I can see why the idea that all the experts are getting behind an idea actually makes a lot of people skeptical. The authors focus here on the tough sell that we really do have a supply crunch, and that realtors/developers/investors/landlords/etc. aren’t to blame for manipulating the market. This isn’t a partisan view. It’s pretty much a non-economist view. But the surveys done for this piece also find strong support for transit-oriented development, i.e. increased allowance for density by or near rail and bus stops.
Maybe the through-line is that people support things that feel intuitive and sensible. The fact is that to the average person it does feel intuitive that housing prices can’t really be this high. And it also feels intuitive that relatively dense areas that already have transit are the most prime places to allow urbanization to unfold at higher densities.
Another bit suggesting this might be less left/right than you might think:
Why aren’t renters—and other people who say they want lower prices—more supportive of up-zoning? Part of the answer is that many people think that even a large increase in the production of new homes would have no effect on the prices of existing housing, or that, in some cases, it might even make existing housing more expensive. In this case at least, the “folk economics” of the mass public does not line up with the standard view of professional economists.

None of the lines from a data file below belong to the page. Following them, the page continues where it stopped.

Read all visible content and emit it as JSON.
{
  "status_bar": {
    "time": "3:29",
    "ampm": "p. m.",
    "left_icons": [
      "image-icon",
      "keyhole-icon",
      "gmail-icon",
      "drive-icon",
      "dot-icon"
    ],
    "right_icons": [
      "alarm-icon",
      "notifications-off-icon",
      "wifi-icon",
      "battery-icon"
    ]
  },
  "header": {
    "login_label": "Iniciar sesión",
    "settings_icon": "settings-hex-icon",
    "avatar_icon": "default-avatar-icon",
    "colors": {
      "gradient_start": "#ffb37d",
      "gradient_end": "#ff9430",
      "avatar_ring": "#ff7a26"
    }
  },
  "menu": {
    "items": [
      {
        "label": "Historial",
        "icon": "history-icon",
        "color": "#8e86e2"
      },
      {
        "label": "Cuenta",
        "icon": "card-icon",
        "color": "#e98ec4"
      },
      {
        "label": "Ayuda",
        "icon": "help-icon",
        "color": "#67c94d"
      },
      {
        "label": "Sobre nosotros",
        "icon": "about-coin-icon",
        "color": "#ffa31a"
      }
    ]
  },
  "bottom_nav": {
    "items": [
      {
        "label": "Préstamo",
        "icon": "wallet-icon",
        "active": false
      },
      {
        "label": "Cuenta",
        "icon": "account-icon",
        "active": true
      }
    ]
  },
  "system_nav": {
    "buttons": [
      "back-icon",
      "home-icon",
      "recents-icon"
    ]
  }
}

The respondents also believed conventional economic reasoning when it came to supply increases or decreases in other markets (cars, grain, etc.). Many just think housing is a unique market. That’s definitely a factor making a lot of regular people wonder what YIMBYs and housing advocates are on about. This supply question is not a hot-button culture-war-adjacent issue either. There is a lot of research now showing that zoning and other supply-increasing reforms do in fact hold down prices, and I guess we have to make that case even stronger.

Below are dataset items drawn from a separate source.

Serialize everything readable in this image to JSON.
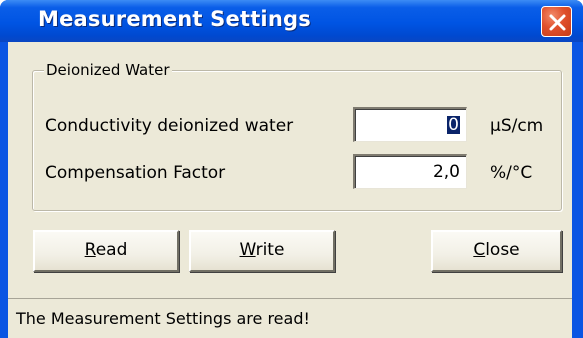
{
  "window": {
    "title": "Measurement Settings",
    "close_icon": "close-icon"
  },
  "group": {
    "legend": "Deionized Water"
  },
  "fields": {
    "conductivity": {
      "label": "Conductivity deionized water",
      "value": "0",
      "unit": "µS/cm"
    },
    "compensation": {
      "label": "Compensation Factor",
      "value": "2,0",
      "unit": "%/°C"
    }
  },
  "buttons": {
    "read": {
      "mnemonic": "R",
      "rest": "ead"
    },
    "write": {
      "mnemonic": "W",
      "rest": "rite"
    },
    "close": {
      "mnemonic": "C",
      "rest": "lose"
    }
  },
  "status": {
    "text": "The Measurement Settings are read!"
  },
  "colors": {
    "titlebar": "#0054e3",
    "client": "#ece9d8",
    "close_button": "#e0502c",
    "selection": "#0a246a"
  }
}
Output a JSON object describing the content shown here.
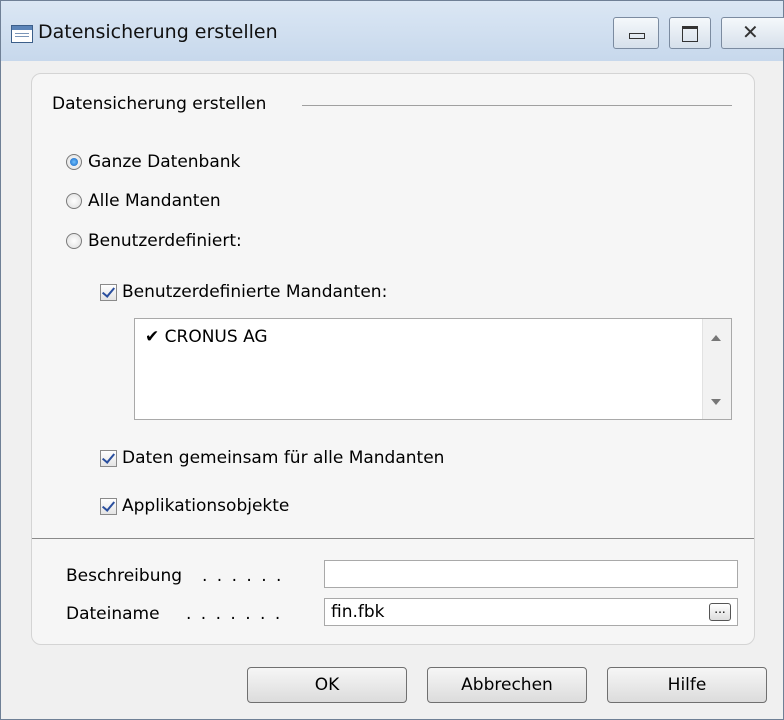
{
  "window": {
    "title": "Datensicherung erstellen"
  },
  "titlebar": {
    "minimize_icon": "minimize-icon",
    "maximize_icon": "maximize-icon",
    "close_icon": "close-icon",
    "close_glyph": "✕"
  },
  "group": {
    "title": "Datensicherung erstellen",
    "radios": [
      {
        "label": "Ganze Datenbank",
        "checked": true
      },
      {
        "label": "Alle Mandanten",
        "checked": false
      },
      {
        "label": "Benutzerdefiniert:",
        "checked": false
      }
    ],
    "custom_companies": {
      "label": "Benutzerdefinierte Mandanten:",
      "checked": true
    },
    "company_list": [
      {
        "check": "✔",
        "name": "CRONUS AG"
      }
    ],
    "shared_data": {
      "label": "Daten gemeinsam für alle Mandanten",
      "checked": true
    },
    "app_objects": {
      "label": "Applikationsobjekte",
      "checked": true
    }
  },
  "fields": {
    "description": {
      "label": "Beschreibung",
      "dots": ". . . . . .",
      "value": ""
    },
    "filename": {
      "label": "Dateiname",
      "dots": ". . . . . . .",
      "value": "fin.fbk",
      "browse": "..."
    }
  },
  "buttons": {
    "ok": "OK",
    "cancel": "Abbrechen",
    "help": "Hilfe"
  }
}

Two Cheers for Zoning, American Affairs, Judge Glock, Winter 2022
Glock is at the Manhattan Institute, which publishes City Journal, so we have someone also broadly on the right here.
This is a defense of zoning (though not a completely uncritical one). For example:
The history, economics, and political science of local communities demonstrate that those who ascribe to free market beliefs should not despise zoning. Even passionate libertarians would not deny the ability of people to form or join a local government with some say over their property. Most zoning in America is of such a local and consensual nature.
He writes, though—almost certainly incorrectly—“In most of the nation, thanks to this local competition, zoning doesn’t have a significant impact on housing prices.”
Then there’s a long bit downplaying the influence of racism in shaping modern zoning (“claims that zoning is inherently racist or racially motivated are inaccurate,” he writes—well, inherently is doing some work there).
This raises a point I often make. When progressives frame zoning reform as a climate issue or a racial equity issue, they’re unwittingly telling a lot of conservatives, “This is a policy based on trumped-up left wing concerns, and therefore it’s illegitimate or, at least, I can ignore it.” If climate change were a non-issue and racism were a non-issue, the basic economic phenomenon of zoning squeezing housing supply—which the other City Journal writers clearly recognize—would still exist.
I’ll admit, this is a good challenge, and there are some more complex arguments in the piece I’m not really qualified to answer.
A rejection of zoning, therefore, entails not just a rejection of one or two policy mistakes made by central planners or scheming racists, but a belief that the same mistake has been made thousands of times, by every state and by most of the nineteen thousand local municipalities in the United States, over periods of decades. If zoning, and especially single-family zoning, is a mistake, it’s an abnormally common one.
I have a bit of an answer here, but that’s enough from me. Think about this. I will.
It’s a rather long article, and there are some interesting arguments for urbanists—particularly, like me, those who are conservatives—to think about.